В ночном майском воздухе комнаты вьётся благовонный дым; к его запаху примешивается малиновый аромат свечи, плавающей в плошке. Ксюша сидит в углу на кровати, притянув колени к подбородку. Левая пола халата открывает внутреннюю сторону бедра.
— Раз в неделю он наваливался на меня и дергался, через две минуты — откатывался в сторону...
От застиранного розового халата веет холодной сыростью коммунальных ванных комнат.
— Почему-то он подглядывал за мной, когда я мылась в бане. Фотографировал на мобильник, а я не знала. Потом нашла эти снимки вперемешку с порнухой из интернета. И видео тоже было.
Над изголовьем — портрет Достоевского и Мадонна Литта. В середине комнаты — холст на мольберте. Справа, у стены, между книжным шкафом и входом, стоит компьютер; над ним висит календарь с фотографией белого маламута. Из динамиков — песня, томный девичий голос:
Этот мир… так хорош за секунду до взрыва.
Моя ладонь скользит по её шее вверх; пальцы ныряют в возле уха и гладят голову. Неуверенная детская улыбка. Ведьминский профиль. Крупный нос. Красноватые пятнушки на нездорово бледном лице.
Нельзя назвать её красивой,
Но в ней всё счастие моё.
Она не любит целоваться. Когда она узнала о пашиной измене, он пытался успокоить её поцелуями взасос.
Ещё месяц назад они жили вместе в этой однокомнатной квартире. Теперь он изредка заглядывает, чтобы забрать свои вещи. Иногда приходят его родители.
Я сосу её грудь, жадно всхлипывая, — это ей нравится.
Паша танатофил. Более всего занимает его суицид. Однажды в редакции детской газеты он повесил список знаменитых самоубийц. Разумеется, вскоре этот перечень сняли.

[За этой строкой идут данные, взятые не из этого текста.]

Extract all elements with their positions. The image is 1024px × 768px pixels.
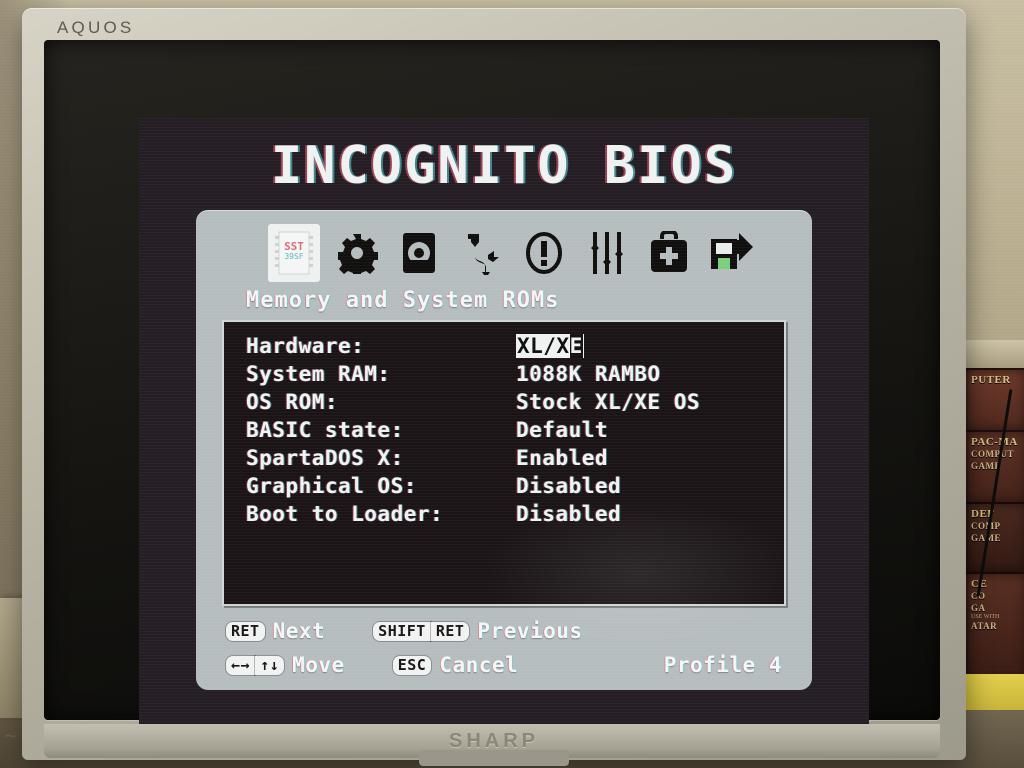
cartridge-box: PUTER bbox=[966, 368, 1024, 430]
settings-list: Hardware: XL/XE System RAM: 1088K RAMBO … bbox=[246, 332, 776, 528]
cartridge-title: PAC-MA bbox=[971, 436, 1018, 448]
setting-value[interactable]: Default bbox=[516, 418, 608, 442]
cartridge-subtitle: GAME bbox=[971, 532, 1023, 544]
first-aid-bag-icon[interactable] bbox=[643, 224, 695, 282]
setting-row-basic-state[interactable]: BASIC state: Default bbox=[246, 416, 776, 444]
hint-next: Next bbox=[272, 619, 326, 643]
setting-label: Boot to Loader: bbox=[246, 502, 444, 526]
profile-indicator: Profile 4 bbox=[663, 653, 782, 677]
cartridge-subtitle: GA bbox=[971, 603, 986, 613]
setting-label: OS ROM: bbox=[246, 390, 339, 414]
monitor-brand-aquos: AQUOS bbox=[57, 18, 135, 37]
setting-row-system-ram[interactable]: System RAM: 1088K RAMBO bbox=[246, 360, 776, 388]
setting-value[interactable]: XL/XE bbox=[516, 334, 584, 358]
setting-value[interactable]: Disabled bbox=[516, 502, 621, 526]
cartridge-title: DEF bbox=[971, 508, 995, 520]
screen: INCOGNITO BIOS SST 39SF Memory and Syste… bbox=[139, 118, 869, 728]
cursor-block: E bbox=[569, 334, 583, 358]
setting-row-os-rom[interactable]: OS ROM: Stock XL/XE OS bbox=[246, 388, 776, 416]
setting-row-boot-to-loader[interactable]: Boot to Loader: Disabled bbox=[246, 500, 776, 528]
cartridge-subtitle: COMP bbox=[971, 521, 1001, 531]
monitor-stand bbox=[419, 750, 569, 766]
cartridge-box: DEF COMP GAME bbox=[966, 502, 1024, 572]
room-scene: ~ PUTER PAC-MA COMPUT GAME DEF COMP GAME… bbox=[0, 0, 1024, 768]
shelf-edge bbox=[960, 340, 1024, 368]
hint-cancel: Cancel bbox=[439, 653, 519, 677]
cartridge-title: PUTER bbox=[971, 374, 1011, 386]
setting-value[interactable]: Disabled bbox=[516, 474, 621, 498]
settings-panel: Hardware: XL/XE System RAM: 1088K RAMBO … bbox=[222, 320, 786, 606]
key-esc[interactable]: ESC bbox=[392, 655, 432, 675]
section-title: Memory and System ROMs bbox=[246, 288, 560, 313]
setting-value[interactable]: 1088K RAMBO bbox=[516, 362, 661, 386]
setting-row-spartados-x[interactable]: SpartaDOS X: Enabled bbox=[246, 444, 776, 472]
setting-row-hardware[interactable]: Hardware: XL/XE bbox=[246, 332, 776, 360]
bios-panel: SST 39SF Memory and System ROMs Hardware… bbox=[196, 210, 812, 690]
setting-label: Hardware: bbox=[246, 334, 365, 358]
hint-previous: Previous bbox=[477, 619, 583, 643]
warning-icon[interactable] bbox=[518, 224, 570, 282]
cartridge-brand: ATAR bbox=[971, 621, 998, 631]
cartridge-box: CE CO GA USE WITH ATAR bbox=[966, 572, 1024, 680]
key-shift[interactable]: SHIFT bbox=[373, 621, 431, 641]
monitor: AQUOS INCOGNITO BIOS SST 39SF Memory and… bbox=[22, 8, 966, 766]
bios-ui: INCOGNITO BIOS SST 39SF Memory and Syste… bbox=[139, 118, 869, 728]
disk-drive-icon[interactable] bbox=[393, 224, 445, 282]
setting-label: BASIC state: bbox=[246, 418, 404, 442]
monitor-bezel: INCOGNITO BIOS SST 39SF Memory and Syste… bbox=[44, 40, 940, 728]
setting-value[interactable]: Stock XL/XE OS bbox=[516, 390, 700, 414]
setting-label: SpartaDOS X: bbox=[246, 446, 404, 470]
gear-icon[interactable] bbox=[331, 224, 383, 282]
footer-row-1: RET Next SHIFT RET Previous bbox=[226, 614, 786, 648]
setting-label: System RAM: bbox=[246, 362, 391, 386]
setting-value[interactable]: Enabled bbox=[516, 446, 608, 470]
key-ret-2[interactable]: RET bbox=[430, 621, 470, 641]
cable-connector-icon[interactable] bbox=[456, 224, 508, 282]
setting-label: Graphical OS: bbox=[246, 474, 417, 498]
page-title: INCOGNITO BIOS bbox=[270, 136, 738, 196]
setting-row-graphical-os[interactable]: Graphical OS: Disabled bbox=[246, 472, 776, 500]
yellow-strip bbox=[960, 674, 1024, 710]
footer-hints: RET Next SHIFT RET Previous ←→ ↑↓ Move E… bbox=[226, 614, 786, 682]
save-exit-icon[interactable] bbox=[706, 224, 758, 282]
sliders-icon[interactable] bbox=[581, 224, 633, 282]
svg-text:39SF: 39SF bbox=[284, 252, 303, 261]
footer-row-2: ←→ ↑↓ Move ESC Cancel Profile 4 bbox=[226, 648, 786, 682]
key-up-down-arrows[interactable]: ↑↓ bbox=[255, 655, 285, 675]
hint-move: Move bbox=[292, 653, 345, 677]
icon-toolbar[interactable]: SST 39SF bbox=[268, 220, 758, 286]
memory-chip-icon[interactable]: SST 39SF bbox=[268, 224, 320, 282]
key-ret[interactable]: RET bbox=[226, 621, 265, 641]
key-left-right-arrows[interactable]: ←→ bbox=[226, 655, 256, 675]
cartridge-subtitle: COMPUT bbox=[971, 449, 1014, 459]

На её животе белеет размашистый росчерк шрама. Пахнет от неё молоком.
У нас с тобой будут все океаны,
Все горы и радуги.
В горе и в радости мы будем вечно вдвоём, —
обещает группа «Flёur». Я проникаю в Ксению. Сцепившись, мы катаемся по кровати. Ногтями она дерёт мою спину. Меня обдаёт жаром и сладостью.
И мы умрём в один день, взявшись за руки,
Не пожалев ни на миг ни о чём…
В «Продвижении» работают студенты. Сначала Паша был обыкновенным копирайтером; потом его наградили должностью редактора. Со своей новой девушкой, Алиной, он познакомился там.
ЭЙФОРИЯ
Вчера сняли гипс. Полтора месяца назад его наложили после того, как я, глядя Ксюше в глаза и энергично шагая задом наперёд, полетел на асфальт, выставив руки.
ЭЙФОРИЯ
В «Продвижении» очень строгие правила. Там наказывают за незначительную вольность, которую я считаю даже — необходимостью.
ЭЙФОРИЯ
На её рисунках у эльфов трескается и отслаивается кожа, как дешёвое покрытие ванной, в которую, когда отключили горячую воду, она налила кипятку.
ЭЙФОРИЯ
Она говорит, что хочет родить от меня.
ЭЙФОРИЯ
Она наступает на свои очки. Собирает осколки и, донеся их до мусорного ведра, возвращается в постель, чтобы лечь рядом со мной.
ЭЙФОРИЯ
Приближается утро. Выйдя на кухню, я наступаю на кошачье говно. Курю и смеюсь. Я чувствую себя дома.
***
В её городе камни сползаются к перекрёсткам. В нём находится Андерсенград, загаженный подростками. Из-под крана течёт вкусная вода. Водители очень аккуратны.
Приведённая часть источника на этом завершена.